I don't know the correct position of the word "now".

  • I meaning "to stop check something"@Jasper
    – illiterate
    Mar 29, 2019 at 8:01

2 Answers 2


I am not sure if the sentences sound right to native speakers, but I would change them to

Now, I will stop checking it.

I will stop checking it now.

Regarding the position of now: both are absolutely fine and, I believe, are equally used. To me, the former slightly emphasizes the time period (I also put a comma there).


Your sentence structure is wrong. These will be as below:

Now I will stop checking facebook statuses.


I will stop checking facebook statuses now.

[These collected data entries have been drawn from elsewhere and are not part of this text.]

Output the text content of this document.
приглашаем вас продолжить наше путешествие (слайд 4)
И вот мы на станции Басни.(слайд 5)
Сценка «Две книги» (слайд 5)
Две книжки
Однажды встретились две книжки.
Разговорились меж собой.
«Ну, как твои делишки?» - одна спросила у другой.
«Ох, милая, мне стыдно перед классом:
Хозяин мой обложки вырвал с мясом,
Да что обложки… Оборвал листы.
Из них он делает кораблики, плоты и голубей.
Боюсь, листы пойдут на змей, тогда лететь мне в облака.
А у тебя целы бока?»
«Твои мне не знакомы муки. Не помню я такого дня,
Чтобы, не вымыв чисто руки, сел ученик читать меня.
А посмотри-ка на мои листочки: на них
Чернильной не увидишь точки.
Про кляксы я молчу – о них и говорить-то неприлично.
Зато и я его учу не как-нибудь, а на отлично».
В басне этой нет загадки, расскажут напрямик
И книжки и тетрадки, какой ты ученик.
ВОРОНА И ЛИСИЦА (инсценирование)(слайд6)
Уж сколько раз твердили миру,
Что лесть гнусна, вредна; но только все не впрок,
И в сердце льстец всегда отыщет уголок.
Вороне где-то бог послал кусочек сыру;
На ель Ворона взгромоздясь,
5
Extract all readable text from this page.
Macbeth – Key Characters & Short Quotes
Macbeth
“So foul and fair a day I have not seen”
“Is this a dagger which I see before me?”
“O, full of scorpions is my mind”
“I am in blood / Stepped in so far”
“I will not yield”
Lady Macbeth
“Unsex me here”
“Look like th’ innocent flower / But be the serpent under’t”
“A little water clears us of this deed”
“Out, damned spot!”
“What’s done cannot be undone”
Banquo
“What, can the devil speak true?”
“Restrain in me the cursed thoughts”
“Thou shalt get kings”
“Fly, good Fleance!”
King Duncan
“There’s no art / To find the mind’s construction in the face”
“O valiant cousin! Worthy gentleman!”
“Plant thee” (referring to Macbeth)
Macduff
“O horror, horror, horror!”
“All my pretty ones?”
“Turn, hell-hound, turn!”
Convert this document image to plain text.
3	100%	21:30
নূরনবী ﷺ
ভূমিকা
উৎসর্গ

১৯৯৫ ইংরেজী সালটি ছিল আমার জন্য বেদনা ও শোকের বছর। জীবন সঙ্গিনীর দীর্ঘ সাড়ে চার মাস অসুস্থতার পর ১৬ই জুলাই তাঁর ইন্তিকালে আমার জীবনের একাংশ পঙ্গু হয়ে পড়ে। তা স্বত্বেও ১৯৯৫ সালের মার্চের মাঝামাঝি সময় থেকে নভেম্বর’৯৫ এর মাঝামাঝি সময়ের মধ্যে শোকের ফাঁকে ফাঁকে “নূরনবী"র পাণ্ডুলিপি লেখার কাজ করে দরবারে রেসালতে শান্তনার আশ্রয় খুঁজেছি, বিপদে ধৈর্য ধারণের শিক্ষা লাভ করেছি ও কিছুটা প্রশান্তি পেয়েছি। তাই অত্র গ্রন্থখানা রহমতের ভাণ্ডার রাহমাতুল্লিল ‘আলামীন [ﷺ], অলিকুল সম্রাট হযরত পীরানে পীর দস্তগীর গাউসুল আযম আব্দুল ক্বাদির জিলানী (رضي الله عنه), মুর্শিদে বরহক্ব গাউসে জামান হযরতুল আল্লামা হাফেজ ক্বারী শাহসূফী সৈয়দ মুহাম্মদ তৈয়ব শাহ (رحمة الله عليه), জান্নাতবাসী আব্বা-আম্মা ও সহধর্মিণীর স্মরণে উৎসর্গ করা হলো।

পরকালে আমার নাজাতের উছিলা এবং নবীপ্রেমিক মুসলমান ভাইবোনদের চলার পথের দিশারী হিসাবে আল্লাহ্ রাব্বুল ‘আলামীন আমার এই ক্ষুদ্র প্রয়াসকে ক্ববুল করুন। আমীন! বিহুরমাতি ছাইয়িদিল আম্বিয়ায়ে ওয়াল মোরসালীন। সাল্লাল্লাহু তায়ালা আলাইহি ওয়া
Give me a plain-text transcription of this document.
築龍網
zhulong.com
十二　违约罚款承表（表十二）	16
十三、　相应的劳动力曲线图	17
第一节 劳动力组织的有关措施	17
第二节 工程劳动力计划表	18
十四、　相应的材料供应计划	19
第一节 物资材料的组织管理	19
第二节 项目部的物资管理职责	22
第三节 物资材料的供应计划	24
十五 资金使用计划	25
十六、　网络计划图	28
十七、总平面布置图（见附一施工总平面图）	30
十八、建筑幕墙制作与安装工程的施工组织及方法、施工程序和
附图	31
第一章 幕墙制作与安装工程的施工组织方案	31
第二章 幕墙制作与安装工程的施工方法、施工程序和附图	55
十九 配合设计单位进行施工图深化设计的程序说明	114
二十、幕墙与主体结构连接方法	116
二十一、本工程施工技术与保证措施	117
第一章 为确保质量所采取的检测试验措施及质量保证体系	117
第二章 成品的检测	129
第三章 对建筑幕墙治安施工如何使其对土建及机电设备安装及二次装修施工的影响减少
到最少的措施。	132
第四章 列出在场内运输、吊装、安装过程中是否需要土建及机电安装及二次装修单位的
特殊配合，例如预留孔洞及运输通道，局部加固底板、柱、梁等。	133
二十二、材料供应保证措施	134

Check the grammar basic below:

Verbs followed by ‘ing’ or by ‘to + infinitive’ (2) When one verb is followed by another, the second verb can either be an infinitive or an –ing form. Some verbs can be followed by either an infinitive, or an –ing form but with a change in meaning. These are some of the most common ones.


I like watching old films on TV. With an ‘ing’ form, ‘like’ means ‘enjoy’

I like to wash up as soon as I finish eating. I might not enjoy washing up but I think it’s the right thing to do.

Remember that ‘would like’ can only be followed by an infinitive.

I’d like to go to Japan next year if possible.-



I’m trying to learn Japanese but it’s very difficult. Try + to + infinitive means that something is difficult and you make an attempt to do it.

Have you tried using butter instead of oil? Try + ‘ing’ means make an experiment. It’s not difficult – it might work, it might not.


Stop + ‘ing’ tells us what has stopped. in this example, buying a newspaper.

I’ve stopped buying a newspaper every day to try to save money. Stop + to + infinitive tells us why something stopped. In this example, the reason that the bus stopped was to pick up the children.

The bus stopped to pick up the children.


remember /forget

Don’t forget to post that letter to me. Did you remember to post that letter for me? Remember/forget + to + infinitive means that you remember something you have to do – a duty or a chore.

I’ll always remember meeting you for the first time. I’ll never forget meeting you for the first time. Remember/forget + ‘ing’ form means to remember something you did in the past – an event or an activity.